Cette année, c’est un ajout de 15 000 portes qui seront de la collecte des résidus alimentaires.
Les nouveaux secteurs sont constitués d’extensions des territoires déjà pourvus de cette offre. Au regard de la nouvelle carte, seul le centre de l’arrondissement se retrouve maintenant avec une offre inexistante au niveau de la collecte des matières alimentaires (entre la rue Bélanger, les boulevards Saint-Michel et Saint-Joseph et la 31e Avenue).
« Il faut s’assurer que la charge de travail de nos équipes soit équilibrée, justifie le maire. À chaque fois que l’on ajoute une collecte de résidus alimentaires dans un secteur, on enlève une collecte des déchets. Il faut donc adapter en ce sens les horaires et les tâches de ceux qui ramassent les déchets. »
Les résidus alimentaires étant plus nombreux dans les maisons après la fin de semaine, c’est le lundi ou le mardi suivant que se fait donc la collecte des bacs bruns. La collecte des déchets, elle, se déroule à la fin de la semaine, soit le jeudi ou le vendredi.
« Dans nos poubelles, il y a 40 % de matières organiques, 40 % de matériel recyclable et 20 % de vrais résidus.

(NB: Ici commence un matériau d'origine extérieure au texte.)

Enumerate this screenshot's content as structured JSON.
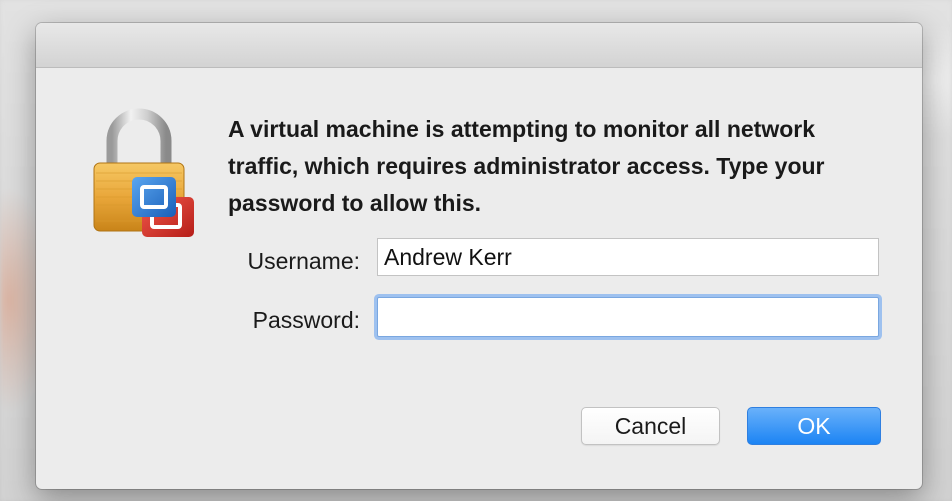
{
  "dialog": {
    "icon": "padlock-with-vmware-badge-icon",
    "message": "A virtual machine is attempting to monitor all network traffic, which requires administrator access. Type your password to allow this.",
    "username_label": "Username:",
    "username_value": "Andrew Kerr",
    "password_label": "Password:",
    "password_value": "",
    "cancel_label": "Cancel",
    "ok_label": "OK"
  },
  "colors": {
    "accent": "#1c84f4",
    "focus_ring": "#9ec1ef",
    "dialog_bg": "#ececec"
  }
}
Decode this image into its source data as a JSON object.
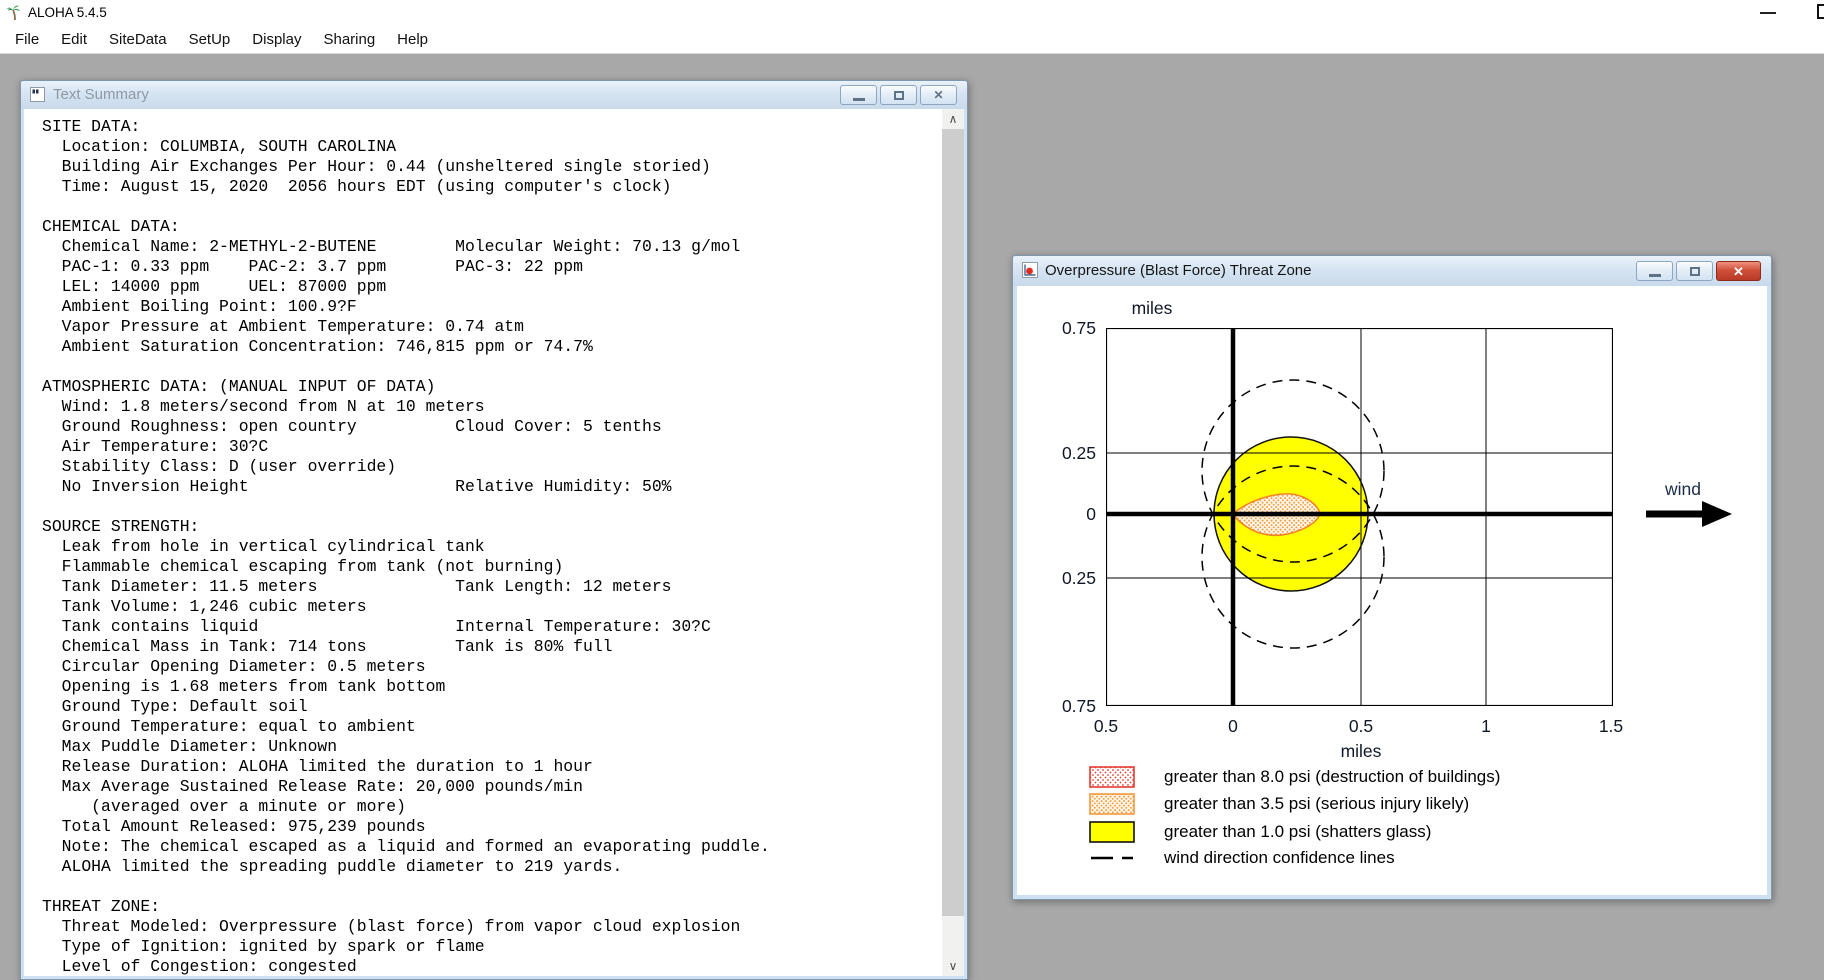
{
  "app": {
    "title": "ALOHA 5.4.5",
    "menu": [
      "File",
      "Edit",
      "SiteData",
      "SetUp",
      "Display",
      "Sharing",
      "Help"
    ]
  },
  "text_summary_window": {
    "title": "Text Summary",
    "content": "SITE DATA:\n  Location: COLUMBIA, SOUTH CAROLINA\n  Building Air Exchanges Per Hour: 0.44 (unsheltered single storied)\n  Time: August 15, 2020  2056 hours EDT (using computer's clock)\n\nCHEMICAL DATA:\n  Chemical Name: 2-METHYL-2-BUTENE        Molecular Weight: 70.13 g/mol\n  PAC-1: 0.33 ppm    PAC-2: 3.7 ppm       PAC-3: 22 ppm\n  LEL: 14000 ppm     UEL: 87000 ppm\n  Ambient Boiling Point: 100.9?F\n  Vapor Pressure at Ambient Temperature: 0.74 atm\n  Ambient Saturation Concentration: 746,815 ppm or 74.7%\n\nATMOSPHERIC DATA: (MANUAL INPUT OF DATA)\n  Wind: 1.8 meters/second from N at 10 meters\n  Ground Roughness: open country          Cloud Cover: 5 tenths\n  Air Temperature: 30?C\n  Stability Class: D (user override)\n  No Inversion Height                     Relative Humidity: 50%\n\nSOURCE STRENGTH:\n  Leak from hole in vertical cylindrical tank\n  Flammable chemical escaping from tank (not burning)\n  Tank Diameter: 11.5 meters              Tank Length: 12 meters\n  Tank Volume: 1,246 cubic meters\n  Tank contains liquid                    Internal Temperature: 30?C\n  Chemical Mass in Tank: 714 tons         Tank is 80% full\n  Circular Opening Diameter: 0.5 meters\n  Opening is 1.68 meters from tank bottom\n  Ground Type: Default soil\n  Ground Temperature: equal to ambient\n  Max Puddle Diameter: Unknown\n  Release Duration: ALOHA limited the duration to 1 hour\n  Max Average Sustained Release Rate: 20,000 pounds/min\n     (averaged over a minute or more)\n  Total Amount Released: 975,239 pounds\n  Note: The chemical escaped as a liquid and formed an evaporating puddle.\n  ALOHA limited the spreading puddle diameter to 219 yards.\n\nTHREAT ZONE:\n  Threat Modeled: Overpressure (blast force) from vapor cloud explosion\n  Type of Ignition: ignited by spark or flame\n  Level of Congestion: congested"
  },
  "threat_zone_window": {
    "title": "Overpressure (Blast Force) Threat Zone",
    "wind_label": "wind"
  },
  "chart_data": {
    "type": "area",
    "title": "Overpressure (Blast Force) Threat Zone",
    "xlabel": "miles",
    "ylabel": "miles",
    "xlim": [
      -0.5,
      1.5
    ],
    "ylim": [
      -0.75,
      0.75
    ],
    "x_tick_labels": [
      "0.5",
      "0",
      "0.5",
      "1",
      "1.5"
    ],
    "y_tick_labels": [
      "0.75",
      "0.25",
      "0",
      "0.25",
      "0.75"
    ],
    "grid": true,
    "legend_position": "bottom",
    "colors": {
      "psi_8_0": "#e23b2e",
      "psi_3_5": "#f08a24",
      "psi_1_0": "#ffff00"
    },
    "zones": [
      {
        "threshold_psi": 8.0,
        "label": "greater than 8.0 psi (destruction of buildings)",
        "swatch": "red-dotted",
        "visible_on_plot": false
      },
      {
        "threshold_psi": 3.5,
        "label": "greater than 3.5 psi (serious injury likely)",
        "swatch": "orange-dotted",
        "shape": "teardrop",
        "downwind_extent_miles": [
          0.0,
          0.34
        ],
        "max_half_width_miles": 0.08
      },
      {
        "threshold_psi": 1.0,
        "label": "greater than 1.0 psi (shatters glass)",
        "swatch": "yellow-solid",
        "shape": "circle",
        "center_miles": [
          0.23,
          0.0
        ],
        "radius_miles": 0.31
      }
    ],
    "confidence_lines": {
      "label": "wind direction confidence lines",
      "style": "dashed",
      "circles": [
        {
          "center_miles": [
            0.24,
            0.17
          ],
          "radius_miles": 0.36
        },
        {
          "center_miles": [
            0.24,
            -0.17
          ],
          "radius_miles": 0.36
        }
      ]
    },
    "wind_annotation": {
      "label": "wind",
      "direction": "left-to-right"
    }
  }
}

On tend donc à diminuer ce qui s’en va au dépotoir », indique pour sa part le chef de division des études techniques à l’arrondissement, Pierre Morissette.
Pas d’obligation pour les commerces
La collecte des matières alimentaires n’inclut pas les artères commerciales, pour le moment.
« C’est plus difficile pour eux de trouver un endroit pour ajouter un autre bac qui sera, en plus, plus gros, compte tenu du volume d’un commerce versus un logement. Mais on pense que lorsque le résidentiel sera complété, on pourra faire les artères commerciales », laisse entendre M. Morissette.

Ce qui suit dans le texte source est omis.